Led by 'Doing the right thing,' Joan Curry takes on role as ENVS Interim Department Head

Sept. 29, 2023

After nearly 30 years in ENVS, Joan Curry was promoted to the leadership role in August 2023

Joan Curry poses on the steps of Forbes Building on the UArizona main campus.

Joan Curry

Jake Kerr

Joan Curry’s path from US Naval Academy to Interim Head of the Department of Environmental Science at the University of Arizona was not simple, but it was guided predominantly by just one principal: trust in her moral compass.

As Jon Chorover, former Department Head, was promoted to the Interim Associate VP and Dean of Research in CALES in August, Curry was selected to lead the department until a full search is conducted — a move that made natural sense to Chorover.

“We are all fortunate to have Professor Curry step into the leadership of ENVS because she brings to that role a breadth of experience from her time as an active teaching and research contributor to the department,” Chorover said. “She has also played a central role in shaping the department’s priorities for the last several years as the Associate Head.”

Curry joined the department in 1995 as a researcher in physical chemistry with a focus in microscopic material interactions. After a half-decade of research, she began realizing her ability and passion for teaching.
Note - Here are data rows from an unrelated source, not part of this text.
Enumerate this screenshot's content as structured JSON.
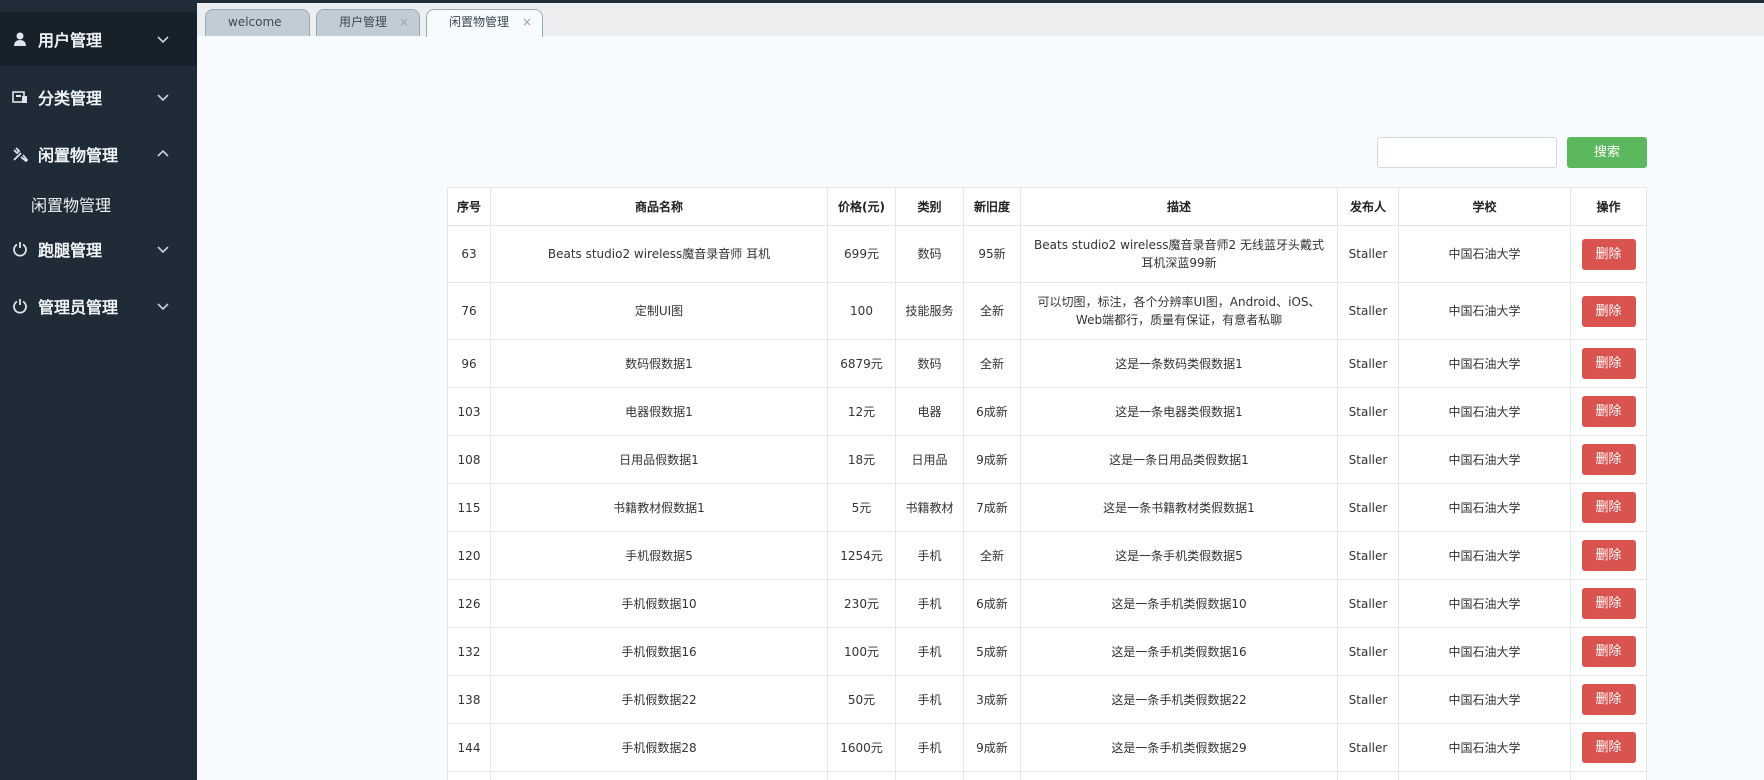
{
  "sidebar": {
    "groups": [
      {
        "label": "用户管理",
        "icon": "user-icon",
        "expanded": false
      },
      {
        "label": "分类管理",
        "icon": "category-icon",
        "expanded": false
      },
      {
        "label": "闲置物管理",
        "icon": "tools-icon",
        "expanded": true,
        "sub": "闲置物管理"
      },
      {
        "label": "跑腿管理",
        "icon": "power-icon",
        "expanded": false
      },
      {
        "label": "管理员管理",
        "icon": "power-icon",
        "expanded": false
      }
    ]
  },
  "tabs": [
    {
      "label": "welcome"
    },
    {
      "label": "用户管理"
    },
    {
      "label": "闲置物管理"
    }
  ],
  "search": {
    "placeholder": "",
    "button": "搜索"
  },
  "table": {
    "headers": [
      "序号",
      "商品名称",
      "价格(元)",
      "类别",
      "新旧度",
      "描述",
      "发布人",
      "学校",
      "操作"
    ],
    "delete_label": "删除",
    "rows": [
      [
        "63",
        "Beats studio2 wireless魔音录音师 耳机",
        "699元",
        "数码",
        "95新",
        "Beats studio2 wireless魔音录音师2 无线蓝牙头戴式耳机深蓝99新",
        "Staller",
        "中国石油大学"
      ],
      [
        "76",
        "定制UI图",
        "100",
        "技能服务",
        "全新",
        "可以切图，标注，各个分辨率UI图，Android、iOS、Web端都行，质量有保证，有意者私聊",
        "Staller",
        "中国石油大学"
      ],
      [
        "96",
        "数码假数据1",
        "6879元",
        "数码",
        "全新",
        "这是一条数码类假数据1",
        "Staller",
        "中国石油大学"
      ],
      [
        "103",
        "电器假数据1",
        "12元",
        "电器",
        "6成新",
        "这是一条电器类假数据1",
        "Staller",
        "中国石油大学"
      ],
      [
        "108",
        "日用品假数据1",
        "18元",
        "日用品",
        "9成新",
        "这是一条日用品类假数据1",
        "Staller",
        "中国石油大学"
      ],
      [
        "115",
        "书籍教材假数据1",
        "5元",
        "书籍教材",
        "7成新",
        "这是一条书籍教材类假数据1",
        "Staller",
        "中国石油大学"
      ],
      [
        "120",
        "手机假数据5",
        "1254元",
        "手机",
        "全新",
        "这是一条手机类假数据5",
        "Staller",
        "中国石油大学"
      ],
      [
        "126",
        "手机假数据10",
        "230元",
        "手机",
        "6成新",
        "这是一条手机类假数据10",
        "Staller",
        "中国石油大学"
      ],
      [
        "132",
        "手机假数据16",
        "100元",
        "手机",
        "5成新",
        "这是一条手机类假数据16",
        "Staller",
        "中国石油大学"
      ],
      [
        "138",
        "手机假数据22",
        "50元",
        "手机",
        "3成新",
        "这是一条手机类假数据22",
        "Staller",
        "中国石油大学"
      ],
      [
        "144",
        "手机假数据28",
        "1600元",
        "手机",
        "9成新",
        "这是一条手机类假数据29",
        "Staller",
        "中国石油大学"
      ]
    ]
  },
  "colors": {
    "sidebar": "#1f2b36",
    "search_button": "#5cb85c",
    "delete_button": "#d9534f"
  }
}
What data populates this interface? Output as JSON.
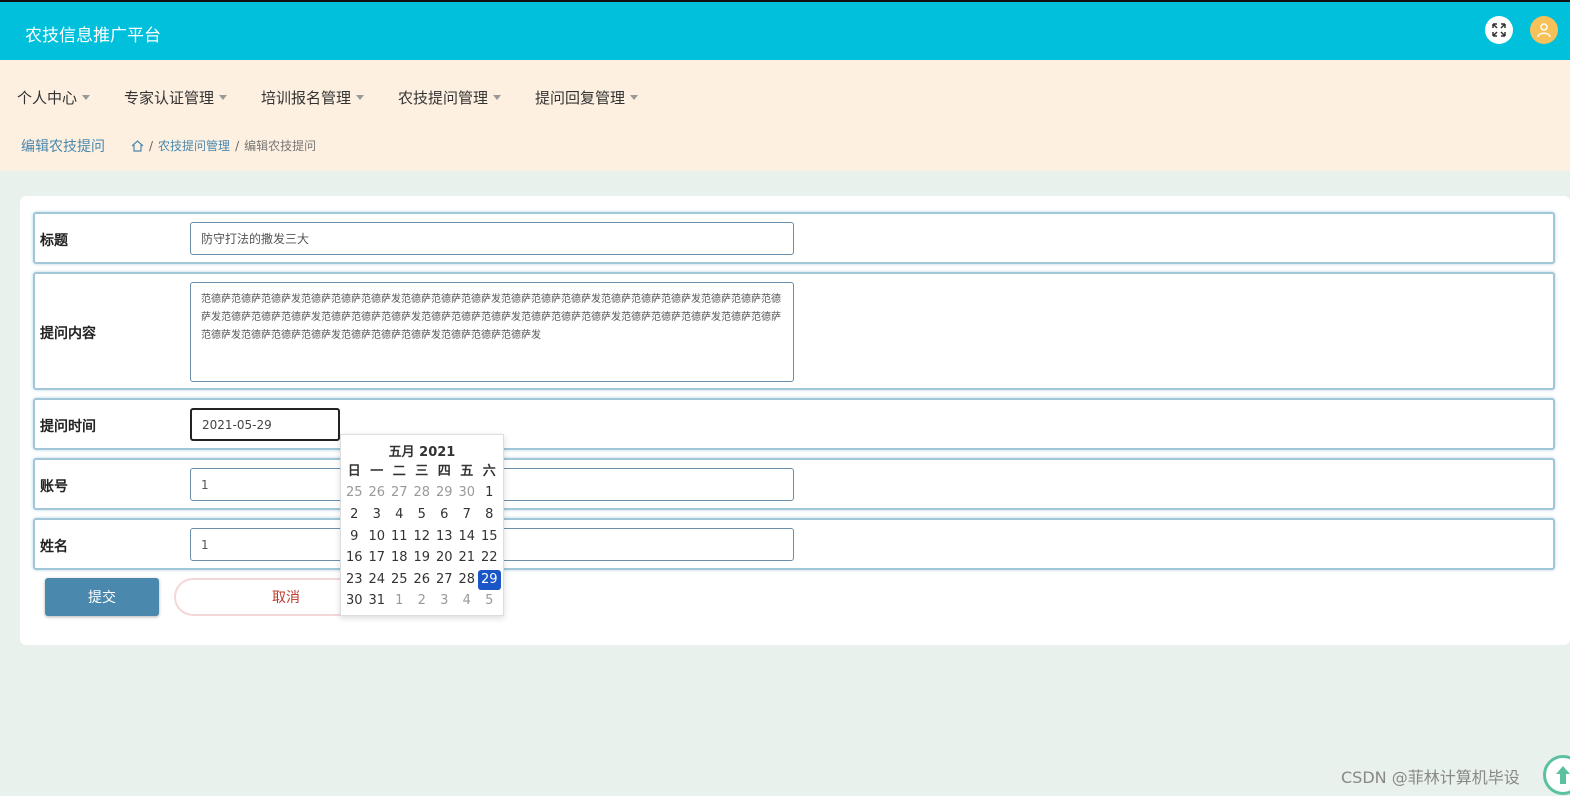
{
  "header": {
    "title": "农技信息推广平台",
    "fullscreen_icon": "fullscreen-icon",
    "avatar_icon": "user-avatar-icon"
  },
  "menu": {
    "items": [
      {
        "label": "个人中心"
      },
      {
        "label": "专家认证管理"
      },
      {
        "label": "培训报名管理"
      },
      {
        "label": "农技提问管理"
      },
      {
        "label": "提问回复管理"
      }
    ]
  },
  "breadcrumb": {
    "page_title": "编辑农技提问",
    "home_icon": "home-icon",
    "sep": "/",
    "parent": "农技提问管理",
    "current": "编辑农技提问"
  },
  "form": {
    "title_label": "标题",
    "title_value": "防守打法的撒发三大",
    "content_label": "提问内容",
    "content_value": "范德萨范德萨范德萨发范德萨范德萨范德萨发范德萨范德萨范德萨发范德萨范德萨范德萨发范德萨范德萨范德萨发范德萨范德萨范德萨发范德萨范德萨范德萨发范德萨范德萨范德萨发范德萨范德萨范德萨发范德萨范德萨范德萨发范德萨范德萨范德萨发范德萨范德萨范德萨发范德萨范德萨范德萨发范德萨范德萨范德萨发范德萨范德萨范德萨发",
    "time_label": "提问时间",
    "time_value": "2021-05-29",
    "account_label": "账号",
    "account_value": "1",
    "name_label": "姓名",
    "name_value": "1",
    "submit_label": "提交",
    "cancel_label": "取消"
  },
  "datepicker": {
    "header": "五月 2021",
    "weekdays": [
      "日",
      "一",
      "二",
      "三",
      "四",
      "五",
      "六"
    ],
    "weeks": [
      [
        {
          "d": "25",
          "m": 1
        },
        {
          "d": "26",
          "m": 1
        },
        {
          "d": "27",
          "m": 1
        },
        {
          "d": "28",
          "m": 1
        },
        {
          "d": "29",
          "m": 1
        },
        {
          "d": "30",
          "m": 1
        },
        {
          "d": "1",
          "m": 0
        }
      ],
      [
        {
          "d": "2",
          "m": 0
        },
        {
          "d": "3",
          "m": 0
        },
        {
          "d": "4",
          "m": 0
        },
        {
          "d": "5",
          "m": 0
        },
        {
          "d": "6",
          "m": 0
        },
        {
          "d": "7",
          "m": 0
        },
        {
          "d": "8",
          "m": 0
        }
      ],
      [
        {
          "d": "9",
          "m": 0
        },
        {
          "d": "10",
          "m": 0
        },
        {
          "d": "11",
          "m": 0
        },
        {
          "d": "12",
          "m": 0
        },
        {
          "d": "13",
          "m": 0
        },
        {
          "d": "14",
          "m": 0
        },
        {
          "d": "15",
          "m": 0
        }
      ],
      [
        {
          "d": "16",
          "m": 0
        },
        {
          "d": "17",
          "m": 0
        },
        {
          "d": "18",
          "m": 0
        },
        {
          "d": "19",
          "m": 0
        },
        {
          "d": "20",
          "m": 0
        },
        {
          "d": "21",
          "m": 0
        },
        {
          "d": "22",
          "m": 0
        }
      ],
      [
        {
          "d": "23",
          "m": 0
        },
        {
          "d": "24",
          "m": 0
        },
        {
          "d": "25",
          "m": 0
        },
        {
          "d": "26",
          "m": 0
        },
        {
          "d": "27",
          "m": 0
        },
        {
          "d": "28",
          "m": 0
        },
        {
          "d": "29",
          "m": 0,
          "sel": 1
        }
      ],
      [
        {
          "d": "30",
          "m": 0
        },
        {
          "d": "31",
          "m": 0
        },
        {
          "d": "1",
          "m": 1
        },
        {
          "d": "2",
          "m": 1
        },
        {
          "d": "3",
          "m": 1
        },
        {
          "d": "4",
          "m": 1
        },
        {
          "d": "5",
          "m": 1
        }
      ]
    ]
  },
  "watermark": "CSDN @菲林计算机毕设",
  "scroll_top_icon": "arrow-up-icon"
}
“It took me a few years, but eventually I discovered I could connect with students in the classroom, and this is a useful skill I could build on,” Curry said.

As she leaned into pedagogy, Curry quickly began receiving recognition campus-wide as an innovative leader in the classroom. After earning several teaching awards, Curry was the subject of a case-study to look at her unique ‘teaching as a team’ approach.

Rather than limiting Teaching Assistants (TA) to medial tasks, such as taking attendance and collecting papers, Curry realized she needed to embrace each individual for their personal strengths and insight.

“With these large classrooms, there’s no way an instructor can see every interaction that is going on, on their own,” Curry said. “When we start seeing students as more than just helpers, we can imagine more together and actually create something new.”

Curry’s journey to reach this point began in Annapolis, Maryland, where she attended the U.S. Naval Academy in only the third class allowing women to enroll. As she was finishing her first year, she watched the last class of all-male students graduate.

During her academic years earning her bachelor’s and doctoral degrees, as well as during her postdoctoral position, Curry faced prejudiced speech and actions due to her gender and sexuality. However, Curry said she tried to always remember her moral compass and not let others’ negative opinions affect her through her career decisions.

“I’ve always tried to follow my intuition on what feels good, for me,” Curry said. “I’ve done a lot of mind training to make decisions not based on what anyone else thinks, but on what I think is right.”

Following her intuition has led Curry to a successful career as a professor and as a leader in academia. For four years, she chaired the University-Wide General Education Committee, where she successfully transformed their system of course approvals using her team-oriented approach.

In just two years, her committee approved more than 400 courses by enabling and empowering instructors to propose courses in an effective way and following up with constructive feedback.

As Curry continues to move forward, she plans to continue to implement the lessons she’s learned throughout her career to help strengthen the Department of Environmental Science and the University as a whole.